The IKEA Encounter: Part One

And Lo it came to pass that Becky and Joel hadst need to pilgrimage to IKEA, born in Scandinavia, and because Joel was a descendant of Scandinavians, he had to go. He took with him Becky, his wife.

So part of our move this time was a reckoning. We threw away or donated all our furniture we no longer either needed or knew would not survive the move. We were brutal. And thank goodness, as our new place is a bit smaller in size and wouldn’t have accommodated most of it. Some of it was held together by books.

Becky here: Joel says the words “a bit” smaller as if we are only missing a few square feet here, a few square feet there. Hell no. We are missing WHOLE rooms. We were spoiled at the other place: 2 bathrooms. Here we have 1. While this is a first world problem, it has led to many indecent encounters and strains on our marriage. Seriously, why do men have such disgusting ear wax? Why is there so much of it? Can we somehow recycle it and use it as a non-traditional fuel source? And another thing, when he says the bookshelves were held up by books, he means it. One completely collapsed on a packing day.

For weeks, I joked with Becky that we should go to IKEA. We were wary of the place after a particularly awesome episode of 30 Rock that outlined how the store works and how it strives to break up couples.

We find this is true of all home improvement stores. More couples can be found fighting in the aisles of Home Depot than any other store. But after weeks of internet searching for things we needed for the new apartment, IKEA kept showing up with some nice, relatively inexpensive items that would fit our needs. For two people that hate shopping with a near religious zeal, it didn’t help our apprehension.

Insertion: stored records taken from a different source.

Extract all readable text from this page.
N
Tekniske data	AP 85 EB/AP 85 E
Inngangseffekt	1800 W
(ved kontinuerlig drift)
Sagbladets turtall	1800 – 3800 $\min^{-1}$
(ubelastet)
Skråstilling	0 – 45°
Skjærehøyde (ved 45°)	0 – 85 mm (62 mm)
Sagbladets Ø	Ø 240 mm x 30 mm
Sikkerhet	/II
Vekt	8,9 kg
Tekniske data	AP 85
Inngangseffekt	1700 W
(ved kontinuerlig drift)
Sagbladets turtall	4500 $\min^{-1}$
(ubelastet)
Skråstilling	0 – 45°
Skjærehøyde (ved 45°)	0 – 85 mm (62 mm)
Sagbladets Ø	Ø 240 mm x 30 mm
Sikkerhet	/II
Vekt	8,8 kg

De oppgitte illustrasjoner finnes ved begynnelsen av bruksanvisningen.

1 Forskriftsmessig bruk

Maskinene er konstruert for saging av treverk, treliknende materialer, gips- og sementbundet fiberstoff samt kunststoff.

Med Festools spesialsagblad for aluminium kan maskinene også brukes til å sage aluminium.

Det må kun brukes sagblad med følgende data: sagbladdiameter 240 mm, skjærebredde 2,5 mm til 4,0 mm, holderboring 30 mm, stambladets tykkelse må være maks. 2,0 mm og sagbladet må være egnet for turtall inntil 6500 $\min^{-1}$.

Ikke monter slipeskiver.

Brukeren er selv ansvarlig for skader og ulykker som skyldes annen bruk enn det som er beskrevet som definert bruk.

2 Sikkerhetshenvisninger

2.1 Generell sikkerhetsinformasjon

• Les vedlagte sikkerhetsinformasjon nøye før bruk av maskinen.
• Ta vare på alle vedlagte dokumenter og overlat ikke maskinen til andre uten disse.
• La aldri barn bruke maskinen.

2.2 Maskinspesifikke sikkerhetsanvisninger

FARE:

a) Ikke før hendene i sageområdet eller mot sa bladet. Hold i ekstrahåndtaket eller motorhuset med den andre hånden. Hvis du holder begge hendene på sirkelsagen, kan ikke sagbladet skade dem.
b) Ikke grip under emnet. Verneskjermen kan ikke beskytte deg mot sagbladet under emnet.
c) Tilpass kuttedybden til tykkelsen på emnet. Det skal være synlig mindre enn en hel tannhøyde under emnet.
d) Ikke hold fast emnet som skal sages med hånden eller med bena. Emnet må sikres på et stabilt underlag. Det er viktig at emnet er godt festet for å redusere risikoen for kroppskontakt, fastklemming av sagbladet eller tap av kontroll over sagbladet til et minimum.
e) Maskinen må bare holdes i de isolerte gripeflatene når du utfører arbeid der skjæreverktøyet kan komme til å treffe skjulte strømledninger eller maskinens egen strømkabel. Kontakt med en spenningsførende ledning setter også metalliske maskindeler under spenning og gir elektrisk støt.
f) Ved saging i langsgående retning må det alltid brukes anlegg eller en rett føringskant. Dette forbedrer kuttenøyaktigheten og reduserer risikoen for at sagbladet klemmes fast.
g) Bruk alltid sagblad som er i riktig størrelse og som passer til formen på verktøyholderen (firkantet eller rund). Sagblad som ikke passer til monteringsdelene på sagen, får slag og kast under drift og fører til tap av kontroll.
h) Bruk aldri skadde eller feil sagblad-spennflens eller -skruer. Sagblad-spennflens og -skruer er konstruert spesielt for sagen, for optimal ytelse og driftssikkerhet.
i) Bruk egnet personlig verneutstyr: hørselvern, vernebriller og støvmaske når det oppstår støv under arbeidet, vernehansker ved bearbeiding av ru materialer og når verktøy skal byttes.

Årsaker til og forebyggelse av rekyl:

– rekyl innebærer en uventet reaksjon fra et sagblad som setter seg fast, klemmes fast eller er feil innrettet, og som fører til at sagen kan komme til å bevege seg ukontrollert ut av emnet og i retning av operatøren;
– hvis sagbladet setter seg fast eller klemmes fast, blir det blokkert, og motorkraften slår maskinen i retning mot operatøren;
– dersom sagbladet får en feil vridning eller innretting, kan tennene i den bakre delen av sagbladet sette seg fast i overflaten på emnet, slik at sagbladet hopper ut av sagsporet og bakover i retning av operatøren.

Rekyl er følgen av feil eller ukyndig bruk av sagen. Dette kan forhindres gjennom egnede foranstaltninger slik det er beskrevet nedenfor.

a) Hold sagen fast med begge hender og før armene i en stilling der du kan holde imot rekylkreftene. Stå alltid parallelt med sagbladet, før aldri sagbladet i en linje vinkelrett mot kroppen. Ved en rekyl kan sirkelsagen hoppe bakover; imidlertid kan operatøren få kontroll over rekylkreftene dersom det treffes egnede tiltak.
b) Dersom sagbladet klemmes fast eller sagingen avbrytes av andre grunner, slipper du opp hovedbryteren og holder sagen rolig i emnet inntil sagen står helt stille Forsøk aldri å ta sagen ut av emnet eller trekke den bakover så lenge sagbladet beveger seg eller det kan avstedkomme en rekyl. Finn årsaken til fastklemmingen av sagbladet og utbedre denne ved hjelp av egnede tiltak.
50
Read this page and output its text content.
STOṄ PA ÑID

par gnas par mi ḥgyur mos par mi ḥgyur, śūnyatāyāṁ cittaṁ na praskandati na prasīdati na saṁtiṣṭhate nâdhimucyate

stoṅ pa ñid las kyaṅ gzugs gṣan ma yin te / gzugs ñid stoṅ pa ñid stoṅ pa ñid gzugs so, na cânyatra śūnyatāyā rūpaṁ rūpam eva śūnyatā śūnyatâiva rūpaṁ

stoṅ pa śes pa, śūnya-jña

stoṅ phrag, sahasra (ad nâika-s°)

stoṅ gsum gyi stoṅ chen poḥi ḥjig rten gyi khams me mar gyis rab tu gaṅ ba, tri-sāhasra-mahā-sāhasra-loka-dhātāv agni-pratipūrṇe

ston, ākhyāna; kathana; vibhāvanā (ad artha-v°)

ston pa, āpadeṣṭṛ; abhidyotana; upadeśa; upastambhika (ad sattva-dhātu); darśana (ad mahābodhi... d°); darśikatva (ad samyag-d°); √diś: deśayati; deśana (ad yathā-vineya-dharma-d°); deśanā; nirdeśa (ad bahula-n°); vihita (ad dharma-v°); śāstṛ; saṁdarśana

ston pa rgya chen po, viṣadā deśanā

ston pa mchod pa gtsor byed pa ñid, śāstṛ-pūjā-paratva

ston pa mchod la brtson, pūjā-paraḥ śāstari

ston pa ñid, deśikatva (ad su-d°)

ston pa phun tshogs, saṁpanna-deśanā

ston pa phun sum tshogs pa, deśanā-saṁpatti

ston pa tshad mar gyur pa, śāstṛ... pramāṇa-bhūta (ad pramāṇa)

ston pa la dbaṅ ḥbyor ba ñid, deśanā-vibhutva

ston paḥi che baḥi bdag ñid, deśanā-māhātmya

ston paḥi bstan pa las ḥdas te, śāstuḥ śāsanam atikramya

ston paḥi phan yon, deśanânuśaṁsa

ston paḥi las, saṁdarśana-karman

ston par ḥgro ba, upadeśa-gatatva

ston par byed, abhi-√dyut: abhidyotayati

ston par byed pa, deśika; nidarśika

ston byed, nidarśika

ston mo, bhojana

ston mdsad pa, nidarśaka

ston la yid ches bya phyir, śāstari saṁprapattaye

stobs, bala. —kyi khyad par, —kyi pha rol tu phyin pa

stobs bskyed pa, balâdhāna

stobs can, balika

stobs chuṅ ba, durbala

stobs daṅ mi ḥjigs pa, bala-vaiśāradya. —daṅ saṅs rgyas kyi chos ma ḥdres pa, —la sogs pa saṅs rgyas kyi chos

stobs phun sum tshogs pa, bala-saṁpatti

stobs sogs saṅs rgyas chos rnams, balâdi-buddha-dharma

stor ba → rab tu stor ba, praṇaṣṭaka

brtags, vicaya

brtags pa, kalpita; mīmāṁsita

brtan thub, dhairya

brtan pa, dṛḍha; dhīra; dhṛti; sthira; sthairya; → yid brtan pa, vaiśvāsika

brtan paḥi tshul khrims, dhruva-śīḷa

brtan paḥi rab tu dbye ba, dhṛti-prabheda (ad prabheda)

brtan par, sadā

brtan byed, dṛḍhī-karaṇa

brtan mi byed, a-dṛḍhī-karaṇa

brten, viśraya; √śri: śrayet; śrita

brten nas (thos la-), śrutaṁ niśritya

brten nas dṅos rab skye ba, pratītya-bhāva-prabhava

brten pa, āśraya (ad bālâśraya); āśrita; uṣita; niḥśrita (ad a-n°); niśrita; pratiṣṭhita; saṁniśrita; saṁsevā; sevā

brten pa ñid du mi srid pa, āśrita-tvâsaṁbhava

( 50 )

So on Saturday mid October, we had a huge day planned. Our first stop was at some furniture stores to find a couch, which we did with little difficulty.

Becky again. Hold up. Joel is skipping over the REAL first stop of the day. The first place we went we found on Craigslist named “Brand Name Deals” in Brooklyn Park, MN. We were there because they had this fold out room divider. I wanted the room divider for my own personal sanity. I CAN’T handle clutter. So, since the apartment feels like we ate the wrong thing in Alice in Wonderland, I wanted to create a psuedo closet in the den. It obscures the Christmas decorations and eases my frantic need to destroy clutter everywhere. I’m pretty sure that is my super power.

We looked all over the internet to find a screen large enough, but they were quite expensive. Except the one at “Brand Name Deals.” I think the first clue that should have tipped us off that this place was not exactly on the level, was the fact they had a grocery aisle. But, we continued into hoarder’s paradise, found the screen, and I was ready to run. Joel, nope, he wanted to try the couches. The first couch had holes in the side from where a forklift had ripped two holes. The next one, we sat on and the owner came out to talk to us.

The owner came out and asked Joel if he liked the couch. Joel asked if they delivered, and the owner said, “I import and sell drugs, so I have a van and we can work something out.” Turns out, he said RUGS not DRUGS. I couldn’t help it; I did not want to have Joel “work something out” in a van to deliver our new couch. When the owner left us alone, I told him this was not going to be our couch. Joel, always the optimist: “We can always come back if we change our mind.”

But, I still wanted the screen and, Joel, completely out of no where, haggled. He fucking haggled. We got 10 bucks knocked off the price and out we went with the room divider / wooden screen. I have to say, looks pretty good in our den.

This is what we got
This is what we got

Our first second stop was at “a real” furniture store to find a couch, which we did with little difficulty.

It’s like Joel and I were not having the same day. We went to a place called “That Furniture” in Edina, MN. Don’t let the whole richy rich stereotype fool you. It was a huge warehouse stuffed with, guess what, that furniture! I felt like I was in some Paul F. Thomkins skit where he shakes his finger at the ottoman and says, “Oh, it’s just THAT furniture!” The warehouse was stuffed, just stuffed full of couches and bedroom sets, to the point where they had to stack the furniture. You’d have one couch hanging from something that looked totally safe, directly above another couch you sat on to try. Eventually, Joel and I picked the couch we have today. Some how, magically, it rung up 200 bucks under the sale price and it could be delivered, so we were out of there! But I swear, if I hip check that couch any time soon due to lack of space in our apartment, I will wiggle my finger and smile and say “Oh, THAT furniture!”

Comfortable with our purchase, we went to Lagos Tacos in Excelsior just off Lake Minnetonka for some ridiculously incredible tacos.